The eye is a hollow spherical structure. Internally, a delicate sheet of nerve tissue called the retina lines the wall of the eye like wallpaper. The central cavity of the eye is filled with a sticky gel called the vitreous. The vitreous gel is 99% water and 1% solid elements. Of the solid portion, there are filaments that help to support the shape and tenacity of the gel, similar to steel bars reinforcing concrete. At the back of the eye, the filaments attach the vitreous to the optic nerve and blood vessels. Over time, the vitreous gel tends to liquefy in its center, creating liquid pockets surrounded by the more formed gel. This process is known as vitreous degeneration or “syneresis.”

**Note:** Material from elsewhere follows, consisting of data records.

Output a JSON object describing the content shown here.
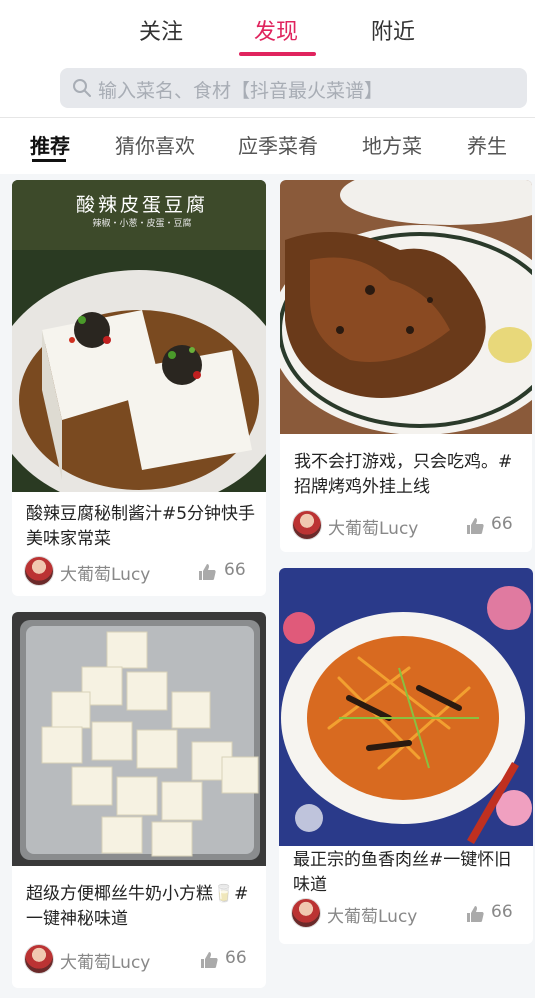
{
  "header": {
    "tabs": [
      {
        "label": "关注"
      },
      {
        "label": "发现"
      },
      {
        "label": "附近"
      }
    ],
    "active_tab": "发现",
    "search_placeholder": "输入菜名、食材【抖音最火菜谱】",
    "accent_color": "#e0245e"
  },
  "categories": [
    {
      "label": "推荐"
    },
    {
      "label": "猜你喜欢"
    },
    {
      "label": "应季菜肴"
    },
    {
      "label": "地方菜"
    },
    {
      "label": "养生"
    }
  ],
  "image_text": {
    "tofu_title": "酸辣皮蛋豆腐",
    "tofu_subtitle": "辣椒・小葱・皮蛋・豆腐"
  },
  "feed": [
    {
      "title": "酸辣豆腐秘制酱汁#5分钟快手美味家常菜",
      "author": "大葡萄Lucy",
      "likes": "66",
      "image": "spicy-tofu-photo"
    },
    {
      "title": "我不会打游戏，只会吃鸡。#招牌烤鸡外挂上线",
      "author": "大葡萄Lucy",
      "likes": "66",
      "image": "roast-chicken-photo"
    },
    {
      "title": "超级方便椰丝牛奶小方糕🥛#一键神秘味道",
      "author": "大葡萄Lucy",
      "likes": "66",
      "image": "milk-cake-photo"
    },
    {
      "title": "最正宗的鱼香肉丝#一键怀旧味道",
      "author": "大葡萄Lucy",
      "likes": "66",
      "image": "yuxiang-pork-photo"
    }
  ]
}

Now, the filaments in these pockets are free to clump together. The clumps may ‘float’ within the liquid vitreous pockets, giving the patient a sensation of floaters. Floaters appear as dots, spots, or curly lines that appear suspended in front of you and move as your eye moves. The floaters are most noticeable when viewed in bright illumination because they cast a shadow on the retina.

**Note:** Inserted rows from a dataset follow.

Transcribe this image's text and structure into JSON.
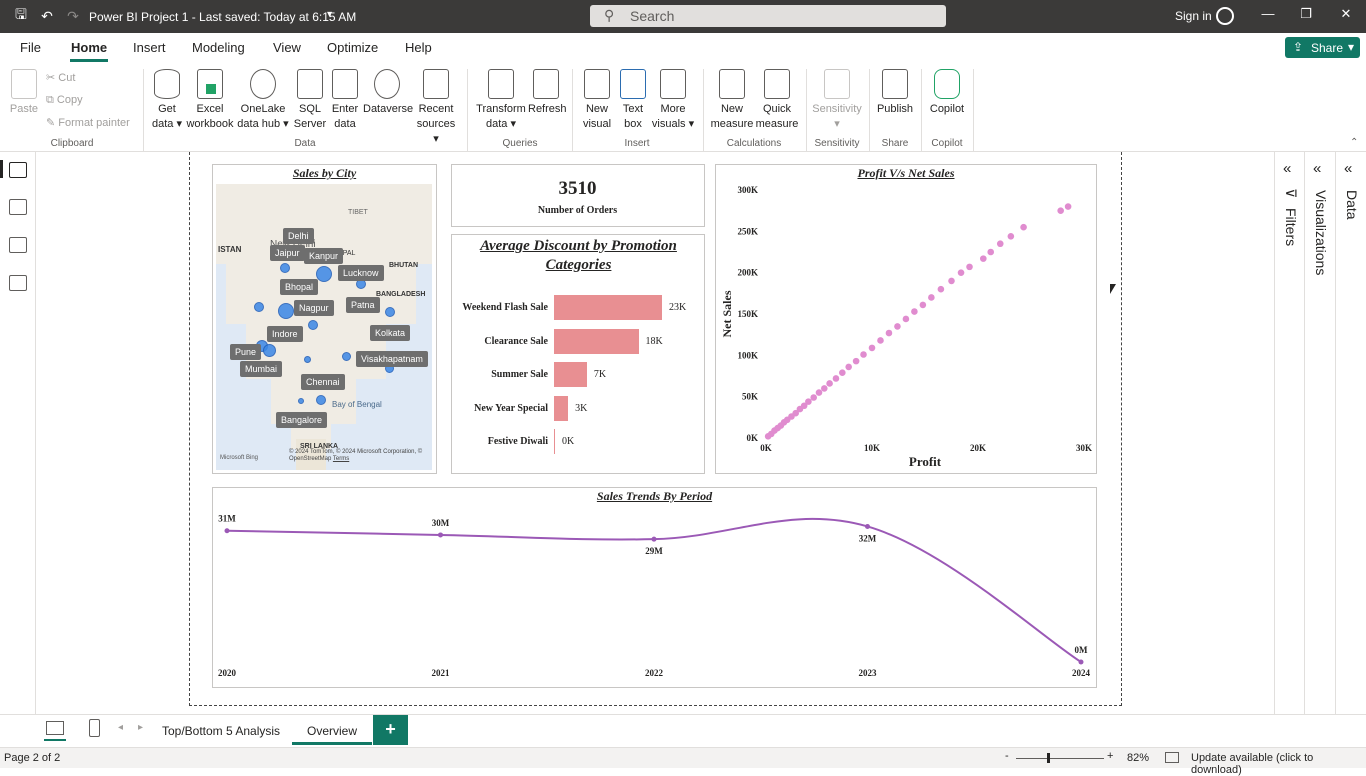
{
  "titlebar": {
    "title": "Power BI Project 1  -  Last saved: Today at 6:15 AM",
    "search_placeholder": "Search",
    "sign_in": "Sign in"
  },
  "menu": {
    "items": [
      "File",
      "Home",
      "Insert",
      "Modeling",
      "View",
      "Optimize",
      "Help"
    ],
    "active": "Home",
    "share": "Share"
  },
  "ribbon": {
    "clipboard": {
      "paste": "Paste",
      "cut": "Cut",
      "copy": "Copy",
      "format_painter": "Format painter",
      "group": "Clipboard"
    },
    "data": {
      "get_data": [
        "Get",
        "data"
      ],
      "excel": [
        "Excel",
        "workbook"
      ],
      "onelake": [
        "OneLake",
        "data hub"
      ],
      "sql": [
        "SQL",
        "Server"
      ],
      "enter": [
        "Enter",
        "data"
      ],
      "dataverse": [
        "Dataverse"
      ],
      "recent": [
        "Recent",
        "sources"
      ],
      "group": "Data"
    },
    "queries": {
      "transform": [
        "Transform",
        "data"
      ],
      "refresh": [
        "Refresh"
      ],
      "group": "Queries"
    },
    "insert": {
      "new_visual": [
        "New",
        "visual"
      ],
      "text_box": [
        "Text",
        "box"
      ],
      "more_visuals": [
        "More",
        "visuals"
      ],
      "group": "Insert"
    },
    "calculations": {
      "new_measure": [
        "New",
        "measure"
      ],
      "quick_measure": [
        "Quick",
        "measure"
      ],
      "group": "Calculations"
    },
    "sensitivity": {
      "label": [
        "Sensitivity"
      ],
      "group": "Sensitivity"
    },
    "share": {
      "publish": [
        "Publish"
      ],
      "group": "Share"
    },
    "copilot": {
      "label": [
        "Copilot"
      ],
      "group": "Copilot"
    }
  },
  "report": {
    "sales_by_city": {
      "title": "Sales by City",
      "cities": [
        "Delhi",
        "New Delhi",
        "Jaipur",
        "Kanpur",
        "Lucknow",
        "Bhopal",
        "Patna",
        "Nagpur",
        "Indore",
        "Kolkata",
        "Pune",
        "Mumbai",
        "Visakhapatnam",
        "Chennai",
        "Bangalore"
      ],
      "map_labels": [
        "TIBET",
        "ISTAN",
        "NEPAL",
        "BHUTAN",
        "BANGLADESH",
        "Bay of Bengal",
        "SRI LANKA"
      ],
      "copyright": "© 2024 TomTom, © 2024 Microsoft Corporation, © OpenStreetMap",
      "terms": "Terms",
      "bing": "Microsoft Bing"
    },
    "kpi": {
      "value": "3510",
      "label": "Number of Orders"
    },
    "discount": {
      "title": "Average Discount by Promotion Categories"
    },
    "profit_vs_sales": {
      "title": "Profit V/s Net Sales"
    },
    "trend": {
      "title": "Sales Trends By Period"
    }
  },
  "chart_data": [
    {
      "type": "bar",
      "title": "Average Discount by Promotion Categories",
      "categories": [
        "Weekend Flash Sale",
        "Clearance Sale",
        "Summer Sale",
        "New Year Special",
        "Festive Diwali"
      ],
      "values": [
        23,
        18,
        7,
        3,
        0
      ],
      "value_labels": [
        "23K",
        "18K",
        "7K",
        "3K",
        "0K"
      ]
    },
    {
      "type": "scatter",
      "title": "Profit V/s Net Sales",
      "xlabel": "Profit",
      "ylabel": "Net Sales",
      "x_ticks": [
        "0K",
        "10K",
        "20K",
        "30K"
      ],
      "y_ticks": [
        "0K",
        "50K",
        "100K",
        "150K",
        "200K",
        "250K",
        "300K"
      ],
      "xlim": [
        0,
        30
      ],
      "ylim": [
        0,
        300
      ],
      "points": [
        [
          0.2,
          2
        ],
        [
          0.5,
          5
        ],
        [
          0.8,
          9
        ],
        [
          1.1,
          12
        ],
        [
          1.4,
          15
        ],
        [
          1.7,
          19
        ],
        [
          2.0,
          22
        ],
        [
          2.4,
          26
        ],
        [
          2.8,
          30
        ],
        [
          3.2,
          35
        ],
        [
          3.6,
          39
        ],
        [
          4.0,
          44
        ],
        [
          4.5,
          49
        ],
        [
          5.0,
          55
        ],
        [
          5.5,
          60
        ],
        [
          6.0,
          66
        ],
        [
          6.6,
          72
        ],
        [
          7.2,
          79
        ],
        [
          7.8,
          86
        ],
        [
          8.5,
          93
        ],
        [
          9.2,
          101
        ],
        [
          10.0,
          109
        ],
        [
          10.8,
          118
        ],
        [
          11.6,
          127
        ],
        [
          12.4,
          135
        ],
        [
          13.2,
          144
        ],
        [
          14.0,
          153
        ],
        [
          14.8,
          161
        ],
        [
          15.6,
          170
        ],
        [
          16.5,
          180
        ],
        [
          17.5,
          190
        ],
        [
          18.4,
          200
        ],
        [
          19.2,
          207
        ],
        [
          20.5,
          217
        ],
        [
          21.2,
          225
        ],
        [
          22.1,
          235
        ],
        [
          23.1,
          244
        ],
        [
          24.3,
          255
        ],
        [
          27.8,
          275
        ],
        [
          28.5,
          280
        ]
      ],
      "point_color": "#e08ccf"
    },
    {
      "type": "line",
      "title": "Sales Trends By Period",
      "x": [
        "2020",
        "2021",
        "2022",
        "2023",
        "2024"
      ],
      "values": [
        31,
        30,
        29,
        32,
        0
      ],
      "value_labels": [
        "31M",
        "30M",
        "29M",
        "32M",
        "0M"
      ],
      "line_color": "#9b59b6",
      "ylim": [
        0,
        34
      ]
    }
  ],
  "panes": {
    "filters": "Filters",
    "visualizations": "Visualizations",
    "data": "Data"
  },
  "tabs": {
    "items": [
      "Top/Bottom 5 Analysis",
      "Overview"
    ],
    "active": "Overview",
    "add": "+"
  },
  "status": {
    "page": "Page 2 of 2",
    "zoom": "82%",
    "update": "Update available (click to download)"
  }
}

Eventually, with enough degeneration within the vitreous gel, the filamentous scaffold collapses and the vitreous separates from the retina. This event is called a posterior vitreous detachment (PVD) and is a normal event occurring in most people sometime between 40-70 years of age. A PVD will often occur at an earlier age in people who are nearsighted or have undergone cataract surgery.
Flashes of light are also a common symptom of a PVD. When the vitreous pulls on the retina – to which it is attached – the photoreceptors are mechanically stimulated. The retinal cells are incapable of perceiving pain, pressure, or temperature. The only stimulus that the retina responds to is ‘light’. So when the retinal photoreceptors experience mechanical stimulation because of this vitreous pull, they send a signal to the brain in the form of disorganized light, which is perceived by the brain as a flash.
If a retinal blood vessel is broken from the pulling a vitreous hemorrhage can occur. A small amount of blood may be seen as a shower of spots. Larger hemorrhages can cause large dark blobs in the visual field or a overall decrease in vision. When hemorrhage occurs, retinal tears and or retinal detachment are very frequent (90%).
If the vitreous gel is abnormally adherent to the retina or the retina is weak in a certain area a retinal tear can occur as the gel separates and pulls away from the retina. Once a retinal tear develops there is a significant risk of the liquid vitreous going through the break and detaching the retina from the back wall of the eye. If a retinal tear can be discovered before a retinal detachment develops it can be treated with the laser to seal the break and prevent a retinal detachment. Finding a retinal break can be difficult and requires a very complete examination of the edge of the retina (the retinal periphery). Fortunately the great majority of PVDs do not cause a retinal tear and not all retinal breaks will lead to a detachment. In general, though, if a tear is associated with a symptomatic PVD, the tear is at high risk for leading to a retinal detachment and should be treated. If you have new symptoms of a PVD (new floaters, flashes of light, shower of spots or a curtain or shade in your vision) it is important to have a prompt and thorough examination of the retina.
Retinal detachment should it occur, requires surgical correction. There are a variety of procedures that might be used, depending upon the nature of the specific patient’s problem. These surgeries are highly successful at reattaching the retina, and usually succeed at preserving useful vision.